----------------------------------- A pitching machine is calibrated to deliver a fastball at a speed of 98 miles per hour. Every day, a technician samples the speed of twenty-five fastballs in order to determine if the machine needs adjustment. Today, the sample showed a mean speed of 99 miles per hour with a standard deviation of 1.75 miles per hour. At a 95 percent confidence level, what is the z-value in relation to the critical value? The: A) critical value exceeds the z-value by 1.3 standard deviations. B) z-value exceeds the critical value by 1.5 standard deviations. C) critical value exceeds the z-value by 0.7 standard deviations. D) z-value exceeds the critical value by 0.9 standard deviations.
D is correct. Can you explain though? Thanks.

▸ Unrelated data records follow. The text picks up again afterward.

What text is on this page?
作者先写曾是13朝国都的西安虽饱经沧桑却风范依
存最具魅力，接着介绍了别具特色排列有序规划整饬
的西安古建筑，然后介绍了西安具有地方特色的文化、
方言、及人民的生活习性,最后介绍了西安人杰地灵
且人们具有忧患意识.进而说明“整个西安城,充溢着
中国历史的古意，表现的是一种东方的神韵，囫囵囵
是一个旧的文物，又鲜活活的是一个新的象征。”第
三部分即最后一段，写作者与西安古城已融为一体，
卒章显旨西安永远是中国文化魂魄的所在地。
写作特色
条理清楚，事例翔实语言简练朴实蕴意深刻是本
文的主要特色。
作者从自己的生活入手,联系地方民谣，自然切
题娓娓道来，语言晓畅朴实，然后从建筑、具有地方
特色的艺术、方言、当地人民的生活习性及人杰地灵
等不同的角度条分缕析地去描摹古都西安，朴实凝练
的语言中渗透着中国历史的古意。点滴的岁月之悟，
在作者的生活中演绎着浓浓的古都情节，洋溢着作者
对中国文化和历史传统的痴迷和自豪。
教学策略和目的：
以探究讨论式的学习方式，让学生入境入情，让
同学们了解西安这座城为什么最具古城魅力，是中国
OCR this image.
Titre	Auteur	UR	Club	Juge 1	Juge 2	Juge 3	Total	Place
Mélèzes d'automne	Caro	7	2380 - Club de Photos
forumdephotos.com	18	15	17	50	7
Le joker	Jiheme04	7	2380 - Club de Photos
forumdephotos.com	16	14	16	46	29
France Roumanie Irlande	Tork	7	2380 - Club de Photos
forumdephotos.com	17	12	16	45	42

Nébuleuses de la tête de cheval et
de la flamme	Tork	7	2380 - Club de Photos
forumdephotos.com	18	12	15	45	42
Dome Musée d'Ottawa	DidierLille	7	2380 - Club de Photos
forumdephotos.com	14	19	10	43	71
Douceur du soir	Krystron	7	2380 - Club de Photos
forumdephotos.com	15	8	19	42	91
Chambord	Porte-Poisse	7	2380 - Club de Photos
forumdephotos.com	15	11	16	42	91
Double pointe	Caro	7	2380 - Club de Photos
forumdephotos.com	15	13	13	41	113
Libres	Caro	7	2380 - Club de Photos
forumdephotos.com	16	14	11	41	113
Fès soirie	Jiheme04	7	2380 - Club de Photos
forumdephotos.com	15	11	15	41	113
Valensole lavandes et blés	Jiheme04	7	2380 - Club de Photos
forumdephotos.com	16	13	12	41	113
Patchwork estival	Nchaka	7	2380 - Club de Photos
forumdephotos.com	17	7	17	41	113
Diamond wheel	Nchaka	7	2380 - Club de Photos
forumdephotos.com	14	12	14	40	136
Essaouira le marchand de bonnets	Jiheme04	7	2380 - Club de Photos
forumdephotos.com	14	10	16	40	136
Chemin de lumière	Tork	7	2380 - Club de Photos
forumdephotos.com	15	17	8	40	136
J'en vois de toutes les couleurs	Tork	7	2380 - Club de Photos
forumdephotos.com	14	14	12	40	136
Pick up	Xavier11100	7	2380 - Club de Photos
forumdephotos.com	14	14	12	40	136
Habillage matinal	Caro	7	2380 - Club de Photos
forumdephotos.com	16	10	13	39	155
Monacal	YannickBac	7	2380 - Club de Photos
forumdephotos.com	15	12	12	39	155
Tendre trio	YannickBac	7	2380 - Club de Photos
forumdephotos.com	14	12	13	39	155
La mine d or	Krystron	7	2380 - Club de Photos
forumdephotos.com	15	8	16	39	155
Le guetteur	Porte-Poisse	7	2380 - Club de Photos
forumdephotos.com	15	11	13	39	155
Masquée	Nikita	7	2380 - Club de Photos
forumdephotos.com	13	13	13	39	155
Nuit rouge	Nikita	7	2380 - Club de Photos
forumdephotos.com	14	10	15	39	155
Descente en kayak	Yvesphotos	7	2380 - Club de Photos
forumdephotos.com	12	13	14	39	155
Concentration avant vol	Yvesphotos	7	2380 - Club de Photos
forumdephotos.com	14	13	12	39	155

Agree with kevin002. correct answer is D) H0: population mean equals 98 H1: population mean does not equal 98 z(critical) = 1.96 at 95% confidence level (alpha = 0.05, two-tailed test) z = (sample mean - population mean)/(s/(n^1/2)) = 99 - 98/(1.75/5) = 2.85 z - z(critical) = 2.85 - 1.96 = 0.89
Yup. So given a 95% confidence interval, and inferring that it’s a two tailed test (because the mean is either equal to 98 or not equal to 98), you know that the critical value will be +/- 1.96 (from the z-table). Note: You are not given the population std dev., so typically you would use t-distribution, but clearly none of the choice involve t-distribution. So you know you have to use the z-table. Then you calculate the test statistic which is: ((X-u) / (Sigma / (sqrt of n)) = (99-98) / (1.75/5) = 2.857 Then you just compare the test statistic (i.e. 2.857) with the critical values. 2.857-1.96 = 0.897 Hope this helps
Yes, that’s very helpful. When I practice each section (soon aftre reviewing it), it is easy to see where the problem is from. But when I combine all subject areas, I miss it. Scheweser QBank does not have very good explanations of the solutions but I do appreciate having the opportunity to review a few everyday. Might help me retain more! Thanks.